Result #2 – “SharePoint vs. ECM 'Suites' vs. 'Best of Breed'”
http://aiimcommunities.org/sharepoint/blog/sharepoint-vs-ecm-suites-vs-best-breed
By Steve Weissman Executive Director for Holly Group
Strike 2 – No real opinion and certainly nothing advocating SharePoint as a full-blown ECM replacement. Steve is actually just asking the question “Is it better to buy an integrated ECM Suite from a single vendor, or to go the “Best of Breed” route and assemble a solution of your own?”
Result #3 – “Introducing Web Analytics in SharePoint 2010”
http://blogs.msdn.com/b/ecm/archive/2010/03/21/introducing-web-analytics-in-sharepoint-2010.aspx
Strike 3 – Although this is a Blog entry from the Microsoft Enterprise Content Management (ECM) Team it actually does not mention ECM in the body of the article.
Result #4 – “Introducing Web Analytics in SharePoint 2010”
http://www.docfinity.com/reference/SharePoint-behind-the-curtain.htm
By James Thumma, VP of Sales and Marketing, Optical Image Technology
Strike 4 – Section 2, paragraph 1, sentences 1 & 2…”Is SharePoint a complete ECM platform? Is SharePoint a complete ECM platform? In a word, no.”
I could stop there but I am trying to fight my availability cascade problem (4 days without a cascade but still in the denial stage). So, James’ well-structured point is actually that no vendor should represent their solution as the panacea for all things ECM so here’s a more representative quote to support that.
“… when Microsoft touts SharePoint as a complete ECM solution, it creates confusion. And to be perfectly honest, legacy ECM vendors have done a fine job of creating confusion in the marketplace without Microsoft’s help.”
In closing I would like to quote one entire paragraph from James which suggests that he may have been stealing thoughts from my mind as I sleep. I am going back to wearing my aluminum foil hat in bed.

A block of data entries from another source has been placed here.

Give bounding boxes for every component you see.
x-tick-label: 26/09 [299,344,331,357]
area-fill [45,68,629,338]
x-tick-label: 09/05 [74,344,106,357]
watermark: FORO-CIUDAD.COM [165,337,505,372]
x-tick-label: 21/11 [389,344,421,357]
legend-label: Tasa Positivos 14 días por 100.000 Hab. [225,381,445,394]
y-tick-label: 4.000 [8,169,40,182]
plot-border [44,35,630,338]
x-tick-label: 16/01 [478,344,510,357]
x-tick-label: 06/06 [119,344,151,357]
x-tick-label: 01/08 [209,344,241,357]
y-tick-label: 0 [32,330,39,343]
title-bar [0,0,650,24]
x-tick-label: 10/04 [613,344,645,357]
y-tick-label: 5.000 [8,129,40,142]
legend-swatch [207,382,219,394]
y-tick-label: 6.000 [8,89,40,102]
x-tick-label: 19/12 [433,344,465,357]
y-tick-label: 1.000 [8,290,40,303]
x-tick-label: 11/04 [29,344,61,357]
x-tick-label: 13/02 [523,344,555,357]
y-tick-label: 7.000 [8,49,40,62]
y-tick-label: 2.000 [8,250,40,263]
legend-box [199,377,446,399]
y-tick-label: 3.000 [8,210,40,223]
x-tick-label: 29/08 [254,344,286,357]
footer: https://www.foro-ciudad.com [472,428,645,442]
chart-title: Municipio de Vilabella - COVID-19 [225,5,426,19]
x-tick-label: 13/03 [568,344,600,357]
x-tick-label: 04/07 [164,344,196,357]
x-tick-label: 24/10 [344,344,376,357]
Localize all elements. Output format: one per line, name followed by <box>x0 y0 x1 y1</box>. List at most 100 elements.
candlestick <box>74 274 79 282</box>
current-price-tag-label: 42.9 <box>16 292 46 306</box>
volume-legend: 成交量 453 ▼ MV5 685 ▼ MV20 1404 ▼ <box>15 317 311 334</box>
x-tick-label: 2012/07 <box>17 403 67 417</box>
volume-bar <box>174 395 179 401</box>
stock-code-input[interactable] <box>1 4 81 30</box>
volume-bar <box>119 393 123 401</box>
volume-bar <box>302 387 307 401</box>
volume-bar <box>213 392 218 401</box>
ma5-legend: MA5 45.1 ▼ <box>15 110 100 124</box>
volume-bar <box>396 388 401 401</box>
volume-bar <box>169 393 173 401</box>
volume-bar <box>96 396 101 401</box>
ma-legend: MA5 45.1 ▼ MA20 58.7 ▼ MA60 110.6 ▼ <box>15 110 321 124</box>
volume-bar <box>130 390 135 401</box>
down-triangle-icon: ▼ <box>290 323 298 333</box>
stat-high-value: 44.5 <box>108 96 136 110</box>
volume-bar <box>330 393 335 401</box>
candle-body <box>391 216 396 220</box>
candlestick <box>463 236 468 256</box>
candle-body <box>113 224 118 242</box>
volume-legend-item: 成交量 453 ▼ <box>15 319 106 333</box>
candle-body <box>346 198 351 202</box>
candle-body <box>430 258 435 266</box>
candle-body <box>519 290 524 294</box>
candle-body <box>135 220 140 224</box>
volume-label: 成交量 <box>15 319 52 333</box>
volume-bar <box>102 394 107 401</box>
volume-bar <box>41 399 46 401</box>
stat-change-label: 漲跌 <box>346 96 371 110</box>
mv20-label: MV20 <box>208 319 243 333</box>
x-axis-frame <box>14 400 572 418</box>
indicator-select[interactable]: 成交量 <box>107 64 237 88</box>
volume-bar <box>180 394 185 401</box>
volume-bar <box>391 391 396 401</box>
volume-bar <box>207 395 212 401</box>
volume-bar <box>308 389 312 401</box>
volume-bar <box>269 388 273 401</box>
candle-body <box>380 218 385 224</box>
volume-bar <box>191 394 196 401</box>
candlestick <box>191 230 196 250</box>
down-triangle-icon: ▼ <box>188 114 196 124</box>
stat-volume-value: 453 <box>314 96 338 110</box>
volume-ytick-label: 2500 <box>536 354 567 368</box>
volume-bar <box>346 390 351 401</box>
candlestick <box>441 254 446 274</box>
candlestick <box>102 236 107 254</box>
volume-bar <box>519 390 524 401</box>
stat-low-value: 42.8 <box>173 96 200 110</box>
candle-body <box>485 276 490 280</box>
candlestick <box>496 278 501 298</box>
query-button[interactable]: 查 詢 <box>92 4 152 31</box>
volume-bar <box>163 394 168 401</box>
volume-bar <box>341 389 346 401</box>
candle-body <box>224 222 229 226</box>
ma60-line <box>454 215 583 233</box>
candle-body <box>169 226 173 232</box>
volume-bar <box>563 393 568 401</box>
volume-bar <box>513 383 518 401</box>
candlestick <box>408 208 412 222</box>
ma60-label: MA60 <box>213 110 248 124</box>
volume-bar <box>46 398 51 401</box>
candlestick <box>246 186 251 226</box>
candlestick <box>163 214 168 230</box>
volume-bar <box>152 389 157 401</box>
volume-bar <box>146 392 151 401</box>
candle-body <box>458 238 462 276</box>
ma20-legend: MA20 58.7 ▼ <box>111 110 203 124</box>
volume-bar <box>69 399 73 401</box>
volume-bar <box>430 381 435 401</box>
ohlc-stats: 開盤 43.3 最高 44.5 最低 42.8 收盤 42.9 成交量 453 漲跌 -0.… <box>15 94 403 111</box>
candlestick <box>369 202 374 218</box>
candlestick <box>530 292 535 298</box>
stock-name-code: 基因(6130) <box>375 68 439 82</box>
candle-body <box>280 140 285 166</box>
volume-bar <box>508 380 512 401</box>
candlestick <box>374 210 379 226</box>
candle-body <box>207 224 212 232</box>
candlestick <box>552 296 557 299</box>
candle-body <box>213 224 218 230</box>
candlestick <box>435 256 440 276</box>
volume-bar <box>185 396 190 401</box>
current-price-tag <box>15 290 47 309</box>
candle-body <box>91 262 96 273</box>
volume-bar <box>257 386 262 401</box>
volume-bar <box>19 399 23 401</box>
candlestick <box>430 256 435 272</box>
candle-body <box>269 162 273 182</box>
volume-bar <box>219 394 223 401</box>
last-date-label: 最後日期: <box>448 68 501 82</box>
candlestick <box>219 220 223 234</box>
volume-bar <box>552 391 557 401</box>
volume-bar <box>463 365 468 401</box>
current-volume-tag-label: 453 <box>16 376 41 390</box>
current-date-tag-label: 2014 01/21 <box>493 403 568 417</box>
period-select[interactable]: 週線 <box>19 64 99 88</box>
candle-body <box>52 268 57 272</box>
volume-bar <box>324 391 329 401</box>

“It seems logical to put SharePoint as a front-end to an existing ECM solution that already is completely integrated. You have the best of both worlds. SharePoint can offer its wonderful front-end pieces—the collaboration tools, portals, etc.—while an existing legacy ECM system can tie in full-blown integrated life cycle management, BPM, workflow, audit trails, security, reporting tools, dashboards, reports, full text searching, and other technologies that have been around for years. ECM works behind the scenes—invisible to end users—and adds all that value to SharePoint’s front end. ECM solutions are here. They work today. Why wait for Microsoft to finally round out SharePoint and hope that all of the marketing material about it being a comprehensive solution actually comes true?”